The barb dropped groundward, leveled off sharply just above the treetops and headed westward. Gweanvin trailed him closely.

"One thing puzzles me about you, Nathel," she said.

"What's that?"

"Most of you idiots came to Jopat because the econo-war back home was fizzling, and out here you and the Lonnies could have a little war of your own. That made a primitive kind of sense under the circumstances. There was nothing for genetic barbarians to do at home, and nobody seemed to know how to get the econo-war heated up again. I even dropped out myself for a couple of years . . ."

"I remember."

"But you stuck out the doldrums at home, Nathel. You didn't leave until three months ago. That was after our Bauble telepathic communicators had been developed to put the Commonality back on even terms with the Lontastans and their telepath, Monte. The econo-war was coming to life again. Guardsmen were needed—especially for planets where Baubles were being installed. There was the prospect of plenty of action for you. And that was precisely when you pulled out. Why?"

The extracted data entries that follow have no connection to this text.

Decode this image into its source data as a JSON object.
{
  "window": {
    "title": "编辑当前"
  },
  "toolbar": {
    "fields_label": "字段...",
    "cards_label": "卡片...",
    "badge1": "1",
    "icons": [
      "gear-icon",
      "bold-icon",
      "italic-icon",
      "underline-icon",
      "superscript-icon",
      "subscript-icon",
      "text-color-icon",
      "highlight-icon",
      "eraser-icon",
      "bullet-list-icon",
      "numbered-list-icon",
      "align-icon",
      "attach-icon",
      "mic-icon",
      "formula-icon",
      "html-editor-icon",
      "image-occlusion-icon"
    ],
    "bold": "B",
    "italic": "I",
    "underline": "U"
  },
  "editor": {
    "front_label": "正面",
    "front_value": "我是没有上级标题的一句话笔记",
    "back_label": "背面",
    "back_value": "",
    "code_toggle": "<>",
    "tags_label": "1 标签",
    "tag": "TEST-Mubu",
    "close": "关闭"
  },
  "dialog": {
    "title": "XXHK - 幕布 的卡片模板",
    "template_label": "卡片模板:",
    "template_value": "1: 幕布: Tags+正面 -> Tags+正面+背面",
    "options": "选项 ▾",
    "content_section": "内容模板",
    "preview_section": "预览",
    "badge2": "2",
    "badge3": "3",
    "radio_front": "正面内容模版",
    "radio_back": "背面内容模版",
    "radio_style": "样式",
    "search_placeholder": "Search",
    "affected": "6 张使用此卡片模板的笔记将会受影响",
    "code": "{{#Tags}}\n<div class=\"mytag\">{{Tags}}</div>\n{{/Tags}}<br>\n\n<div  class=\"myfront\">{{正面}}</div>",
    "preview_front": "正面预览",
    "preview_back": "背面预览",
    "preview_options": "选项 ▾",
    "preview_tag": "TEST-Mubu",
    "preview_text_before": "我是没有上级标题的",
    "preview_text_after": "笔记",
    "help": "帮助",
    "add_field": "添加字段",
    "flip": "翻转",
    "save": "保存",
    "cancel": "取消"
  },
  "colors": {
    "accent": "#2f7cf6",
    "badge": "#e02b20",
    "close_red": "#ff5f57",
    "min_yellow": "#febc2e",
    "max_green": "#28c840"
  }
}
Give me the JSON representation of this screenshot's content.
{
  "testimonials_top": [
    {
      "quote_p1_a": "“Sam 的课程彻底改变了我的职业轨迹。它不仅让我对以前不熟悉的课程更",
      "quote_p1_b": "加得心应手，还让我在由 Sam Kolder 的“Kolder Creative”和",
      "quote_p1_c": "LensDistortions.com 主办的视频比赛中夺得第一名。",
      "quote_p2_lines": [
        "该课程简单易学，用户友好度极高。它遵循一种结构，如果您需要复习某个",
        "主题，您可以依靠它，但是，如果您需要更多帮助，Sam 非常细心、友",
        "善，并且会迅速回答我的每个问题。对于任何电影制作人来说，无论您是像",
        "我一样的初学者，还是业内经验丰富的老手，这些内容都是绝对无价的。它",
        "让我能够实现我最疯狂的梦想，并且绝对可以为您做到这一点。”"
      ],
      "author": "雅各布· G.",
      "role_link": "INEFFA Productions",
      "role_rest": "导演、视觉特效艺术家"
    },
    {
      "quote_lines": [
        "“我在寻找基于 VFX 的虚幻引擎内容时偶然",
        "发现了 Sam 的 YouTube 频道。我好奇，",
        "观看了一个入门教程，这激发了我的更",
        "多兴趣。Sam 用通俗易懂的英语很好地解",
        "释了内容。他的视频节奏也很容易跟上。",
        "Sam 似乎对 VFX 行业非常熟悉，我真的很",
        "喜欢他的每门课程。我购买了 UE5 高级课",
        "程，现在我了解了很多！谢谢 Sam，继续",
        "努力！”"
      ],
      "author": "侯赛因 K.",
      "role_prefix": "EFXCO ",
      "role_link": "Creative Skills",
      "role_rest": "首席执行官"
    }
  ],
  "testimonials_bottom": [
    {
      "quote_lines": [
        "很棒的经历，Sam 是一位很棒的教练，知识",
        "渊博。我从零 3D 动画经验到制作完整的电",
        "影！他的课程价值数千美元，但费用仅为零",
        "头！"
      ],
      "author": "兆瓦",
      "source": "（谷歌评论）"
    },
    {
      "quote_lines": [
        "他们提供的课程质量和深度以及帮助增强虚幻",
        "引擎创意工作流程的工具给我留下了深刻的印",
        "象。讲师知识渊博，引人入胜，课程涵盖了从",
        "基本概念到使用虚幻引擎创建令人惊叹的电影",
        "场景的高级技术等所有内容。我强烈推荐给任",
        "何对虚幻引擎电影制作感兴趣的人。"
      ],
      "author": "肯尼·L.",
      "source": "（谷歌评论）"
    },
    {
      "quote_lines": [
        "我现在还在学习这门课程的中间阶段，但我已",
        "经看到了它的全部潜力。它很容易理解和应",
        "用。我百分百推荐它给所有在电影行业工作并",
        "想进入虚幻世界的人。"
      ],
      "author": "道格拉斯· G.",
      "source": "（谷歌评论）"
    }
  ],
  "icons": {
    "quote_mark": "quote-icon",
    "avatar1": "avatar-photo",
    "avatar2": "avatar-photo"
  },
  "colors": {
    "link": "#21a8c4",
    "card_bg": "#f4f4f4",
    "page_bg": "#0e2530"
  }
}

Nathel Gromon grimaced. "You said the dirty word. Bauble."

"What does the Bauble have to do with it?"

"It opened my eyes," he grunted. "It showed me how other people really think of us barbs."

"How do they think?"

"Oh . . . that we're stupid."

"Hell, did you need telepathy to find that out?" She snorted. "I've called you stupid a hundred times! Did you think I was kidding?"

Gromon frowned uncomfortably. "It's not the same thing. You and me mentacommed once, if you recall, after they got the Bauble on Prima Gran."

Gweanvin nodded. "How could I forget?"

"Well, the way you thought about me was okay. You think kind of hard and snotty about everybody, did you know that? But all them pencil-pushers . . . it's like I'm some kind of animal, the way they look at it."